In December, we warned of China’s flooding the world with its unwanted commodities – all created and warehoused in the biggest credit-bubble-fueled mass mal-investment “boom” in human history…as Bloomberg notes, shipments of steel, oil products and aluminum are reaching for new highs, according to trade data from the General Administration of Customs.

And then, as we explained, the dramatic over-production is exporting deflationary pressures all over the world, especially US Steel mills…

That’s because mills, smelters and refiners are producing more than they need amid slowing domestic demand, and shipping the excess overseas. 

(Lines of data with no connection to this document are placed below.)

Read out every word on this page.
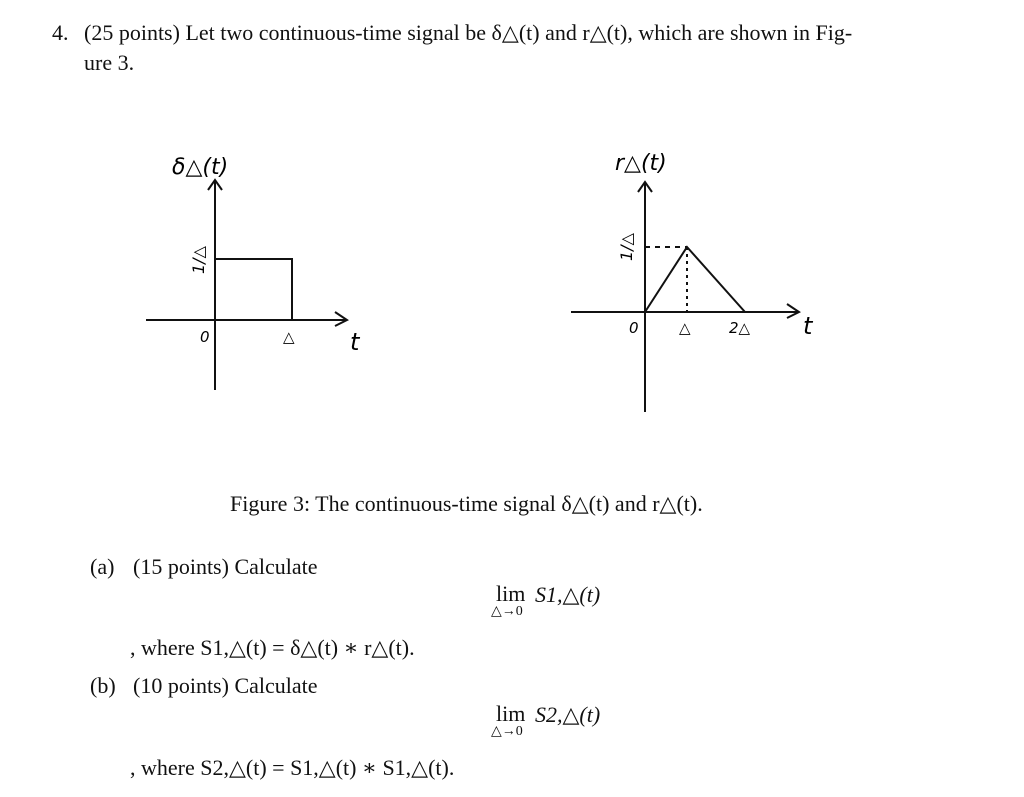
4. (25 points) Let two continuous-time signal be δ△(t) and r△(t), which are shown in Fig-
ure 3.
δ△(t)
1/△
0	△ t
r△(t)
1/△
0	△	2△ t
Figure 3: The continuous-time signal δ△(t) and r△(t).
(a) (15 points) Calculate
lim S1,△(t)
△→0
, where S1,△(t) = δ△(t) ∗ r△(t).
(b) (10 points) Calculate
lim S2,△(t)
△→0
, where S2,△(t) = S1,△(t) ∗ S1,△(t).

The flood of Chinese supplies is roiling manufacturers around the world and exacerbating trade frictions. The steel market is being overwhelmed with metal from China’s government-owned and state-supported producers, a collection of industry associations have said. The nine groups, including Eurofer and the American Iron and Steel Institute, said there is almost 700 million tons of excess capacity around the world, with the Asian nation contributing as much as 425 million tons.

And now, as The Wall Street Journal reports, The Department of Commerce Tuesday imposed preliminary duties on imports of cold-rolled steel, used to make auto parts, appliances and shipping containers, from seven countries including China, whose steelmakers were slapped with a massive tariff.